Thread: Is this undefined behaviour?

Code:

#include <stdio.h>

int main(void)
{
    char v[] = "blablabla";

    v[0] = 'b';

    return 0;
}

I know this is, but what about this?

Code:

#include <stdio.h>
#include <string.h>
#include <stdlib.h>

int main(void)
{
    char *v = malloc(strlen("blablabla") + 1);
    if (v)
        strcpy(v, "blablabla");

    v[0] = 'b';

    free(v);

    return 0;
}

I think it is ok but I just want to make sure.
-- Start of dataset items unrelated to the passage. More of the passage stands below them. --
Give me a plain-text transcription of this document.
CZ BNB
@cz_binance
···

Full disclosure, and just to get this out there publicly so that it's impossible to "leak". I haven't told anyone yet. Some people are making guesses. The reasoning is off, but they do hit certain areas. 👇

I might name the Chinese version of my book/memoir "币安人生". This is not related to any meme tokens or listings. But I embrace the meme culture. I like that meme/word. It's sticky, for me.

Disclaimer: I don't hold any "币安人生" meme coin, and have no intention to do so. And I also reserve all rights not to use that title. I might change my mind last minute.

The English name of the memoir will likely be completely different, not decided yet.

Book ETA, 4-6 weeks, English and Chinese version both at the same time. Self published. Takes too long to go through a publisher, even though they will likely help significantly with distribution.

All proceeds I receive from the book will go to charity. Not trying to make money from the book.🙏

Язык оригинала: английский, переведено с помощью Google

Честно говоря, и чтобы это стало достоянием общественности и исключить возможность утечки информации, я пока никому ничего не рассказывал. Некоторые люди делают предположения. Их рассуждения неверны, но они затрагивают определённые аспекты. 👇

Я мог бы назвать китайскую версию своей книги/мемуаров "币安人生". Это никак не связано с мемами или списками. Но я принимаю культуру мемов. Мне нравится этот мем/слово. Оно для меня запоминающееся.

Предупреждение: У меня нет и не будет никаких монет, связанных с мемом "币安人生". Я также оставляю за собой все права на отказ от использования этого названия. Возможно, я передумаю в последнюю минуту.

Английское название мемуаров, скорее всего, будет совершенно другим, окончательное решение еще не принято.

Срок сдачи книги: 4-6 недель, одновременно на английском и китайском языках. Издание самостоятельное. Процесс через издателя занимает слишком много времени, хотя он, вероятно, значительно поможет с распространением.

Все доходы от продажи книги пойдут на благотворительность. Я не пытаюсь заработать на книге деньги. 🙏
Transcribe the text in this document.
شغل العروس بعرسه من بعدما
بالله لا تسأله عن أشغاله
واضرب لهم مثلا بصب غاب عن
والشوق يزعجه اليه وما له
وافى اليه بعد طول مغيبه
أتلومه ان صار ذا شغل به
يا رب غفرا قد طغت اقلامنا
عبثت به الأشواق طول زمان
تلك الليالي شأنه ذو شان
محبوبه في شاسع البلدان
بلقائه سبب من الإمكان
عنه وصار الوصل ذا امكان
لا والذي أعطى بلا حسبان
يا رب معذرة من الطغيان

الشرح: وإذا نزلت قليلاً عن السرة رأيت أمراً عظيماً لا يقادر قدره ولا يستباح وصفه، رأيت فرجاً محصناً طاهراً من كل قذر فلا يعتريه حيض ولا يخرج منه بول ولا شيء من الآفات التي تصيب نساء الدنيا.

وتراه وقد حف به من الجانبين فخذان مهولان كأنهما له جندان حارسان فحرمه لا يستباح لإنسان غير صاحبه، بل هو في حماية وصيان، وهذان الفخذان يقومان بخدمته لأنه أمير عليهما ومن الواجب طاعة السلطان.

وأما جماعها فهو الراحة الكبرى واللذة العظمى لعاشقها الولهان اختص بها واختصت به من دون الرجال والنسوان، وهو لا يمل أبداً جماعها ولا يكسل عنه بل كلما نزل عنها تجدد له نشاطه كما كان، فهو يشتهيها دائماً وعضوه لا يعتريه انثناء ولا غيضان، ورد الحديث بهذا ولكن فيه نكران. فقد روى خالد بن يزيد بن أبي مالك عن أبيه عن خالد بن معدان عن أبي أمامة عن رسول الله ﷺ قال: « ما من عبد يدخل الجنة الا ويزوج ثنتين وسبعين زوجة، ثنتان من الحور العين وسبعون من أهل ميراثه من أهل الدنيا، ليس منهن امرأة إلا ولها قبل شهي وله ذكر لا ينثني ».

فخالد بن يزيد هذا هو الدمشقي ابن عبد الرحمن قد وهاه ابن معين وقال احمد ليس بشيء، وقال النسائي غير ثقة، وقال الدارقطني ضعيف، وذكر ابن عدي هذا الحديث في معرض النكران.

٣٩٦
Thank you.

Code:

  char *s1 = "string literal";
  char s2[] = "not a string literal";

Originally Posted by eerok

Code:

  char *s1 = "string literal";
  char s2[] = "not a string literal";

immutable: char *s1
They're both string literals but the difference is that in the first one, s1 is being assigned a literal that is located in the data segment (always?) where all your programs execution instructions are stored along with other life time program duration stufff and you cannot and shouldn't try to change anything there.

mutable: char s2[]
The latter one has two stages; first the memory for s2 is allocated on the stack and then the string literal (which is located in the data segment) on the right is copied character for character to each block in memory in s2. And the values in s2 are now different from the string literal because they're both different copies, so, it's safe to write to.